About two month ago the German movie project “DIE NORM – Ist dabei sein wirklich alles?” started playing in cinemas. The movie is part of a multimedia project that followed select German athletes during their preparation for the 2016 Olympic Games.
Overall, DIE NORM captured the life of elite athletes in 47 episodes, 62 online diary entries, over 100 blogposts and one movie.
The directors aim wasn’t to merely document athletic success, but rather to give a realistic insight into the life of elite athletes, what drives them and how do they cope with failure. The movie can be seen as a peek behind the scenes. If you followed the female beach volleyball competition during the Olympics, you will recognize the gold medal winners Kira Walkenhorst and Laura Ludwig participating in the project. The documentary provides insight into the physical and psychological demands elite athletes face every day to reach their goals. Director Guido Weitermüller about his project:
We want to describe the development of an athlete and show them in the centre of the extreme environment that is elite sport.
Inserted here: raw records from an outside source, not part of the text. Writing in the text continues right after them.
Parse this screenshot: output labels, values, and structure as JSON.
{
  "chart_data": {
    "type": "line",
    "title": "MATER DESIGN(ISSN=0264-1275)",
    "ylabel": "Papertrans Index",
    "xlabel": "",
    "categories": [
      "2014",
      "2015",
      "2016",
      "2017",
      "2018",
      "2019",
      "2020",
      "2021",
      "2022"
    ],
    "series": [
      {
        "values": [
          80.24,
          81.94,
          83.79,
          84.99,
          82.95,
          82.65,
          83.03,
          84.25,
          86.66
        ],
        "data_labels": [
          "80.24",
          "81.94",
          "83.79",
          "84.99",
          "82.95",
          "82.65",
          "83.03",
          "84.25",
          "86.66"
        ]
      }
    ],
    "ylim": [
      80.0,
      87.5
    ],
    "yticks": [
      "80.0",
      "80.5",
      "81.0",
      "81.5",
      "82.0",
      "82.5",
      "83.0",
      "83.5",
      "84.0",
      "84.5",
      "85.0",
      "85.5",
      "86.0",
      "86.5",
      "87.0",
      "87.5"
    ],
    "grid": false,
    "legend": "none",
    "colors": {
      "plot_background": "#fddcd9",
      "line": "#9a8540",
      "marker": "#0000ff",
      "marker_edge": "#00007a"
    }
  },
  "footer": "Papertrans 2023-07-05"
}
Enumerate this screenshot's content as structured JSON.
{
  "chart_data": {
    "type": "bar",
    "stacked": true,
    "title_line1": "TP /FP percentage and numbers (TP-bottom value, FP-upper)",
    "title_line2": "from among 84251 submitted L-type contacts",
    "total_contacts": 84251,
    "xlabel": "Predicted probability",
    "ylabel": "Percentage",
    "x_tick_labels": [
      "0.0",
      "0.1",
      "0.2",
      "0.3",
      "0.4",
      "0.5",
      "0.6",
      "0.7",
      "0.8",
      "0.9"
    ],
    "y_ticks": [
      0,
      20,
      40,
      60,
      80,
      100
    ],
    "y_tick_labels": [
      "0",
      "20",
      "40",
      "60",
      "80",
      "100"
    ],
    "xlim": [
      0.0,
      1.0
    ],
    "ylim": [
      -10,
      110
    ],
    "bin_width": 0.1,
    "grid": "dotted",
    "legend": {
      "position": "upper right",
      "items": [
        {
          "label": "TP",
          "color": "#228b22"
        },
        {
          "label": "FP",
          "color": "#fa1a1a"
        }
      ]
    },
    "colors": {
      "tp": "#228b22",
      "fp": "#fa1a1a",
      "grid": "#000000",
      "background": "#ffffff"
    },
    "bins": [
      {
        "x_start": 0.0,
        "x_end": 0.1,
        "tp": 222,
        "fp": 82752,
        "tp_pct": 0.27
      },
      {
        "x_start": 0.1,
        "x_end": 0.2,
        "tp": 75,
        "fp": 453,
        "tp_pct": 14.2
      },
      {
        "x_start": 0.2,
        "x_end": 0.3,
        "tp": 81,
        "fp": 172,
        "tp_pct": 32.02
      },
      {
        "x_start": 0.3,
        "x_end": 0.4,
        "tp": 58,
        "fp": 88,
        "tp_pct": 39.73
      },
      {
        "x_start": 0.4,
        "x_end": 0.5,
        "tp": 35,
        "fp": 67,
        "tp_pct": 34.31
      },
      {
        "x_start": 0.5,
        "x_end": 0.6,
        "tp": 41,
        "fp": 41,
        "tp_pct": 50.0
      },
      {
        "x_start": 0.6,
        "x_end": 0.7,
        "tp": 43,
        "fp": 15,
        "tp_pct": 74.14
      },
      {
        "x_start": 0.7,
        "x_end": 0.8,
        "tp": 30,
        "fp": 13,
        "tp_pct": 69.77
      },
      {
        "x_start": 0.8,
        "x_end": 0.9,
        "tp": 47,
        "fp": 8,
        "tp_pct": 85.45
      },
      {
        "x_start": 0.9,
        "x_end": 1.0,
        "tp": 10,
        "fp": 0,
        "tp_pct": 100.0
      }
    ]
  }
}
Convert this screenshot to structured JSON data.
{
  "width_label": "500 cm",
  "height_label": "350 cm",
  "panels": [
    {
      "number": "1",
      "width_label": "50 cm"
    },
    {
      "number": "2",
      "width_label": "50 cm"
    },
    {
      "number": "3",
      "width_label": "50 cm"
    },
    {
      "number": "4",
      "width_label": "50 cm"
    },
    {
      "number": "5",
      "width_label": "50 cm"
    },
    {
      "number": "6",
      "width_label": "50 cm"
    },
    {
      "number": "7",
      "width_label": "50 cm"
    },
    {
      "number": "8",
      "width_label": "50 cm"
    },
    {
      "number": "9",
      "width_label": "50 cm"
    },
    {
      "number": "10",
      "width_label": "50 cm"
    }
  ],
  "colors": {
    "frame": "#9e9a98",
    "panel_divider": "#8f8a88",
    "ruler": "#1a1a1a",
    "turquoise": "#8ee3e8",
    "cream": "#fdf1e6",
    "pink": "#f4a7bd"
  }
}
The main characters of the movie are long jumper Sebastian Bayer, swimmer Jacob Heidtmann, rower Tim Ole Naske and the male beach volleyball duo Lars Flügge and Marcus Böckermann. Besides documenting the part of life dedicated to sport, the movie also shows some aspects of the athletes’ private lives. Particularly the story of Sebastian Beyer, demonstrates impressively how thin the line between athletic success and failure really is, and how closely their linked to the athletes health. After a long season of hard training and chronic problems with his thigh, the long jumper finally tore a muscle fibre, which meant he was unable to fulfil the qualifying norm.
This is where the HITG project comes into play. We aim to evaluate and improve long-term health of elite athletes, who have dedicated years of their life to their sport. By analysing long-term health outcomes and potential risk factors, we want to help improve preventive strategies and decrease risk factors for injury and illness.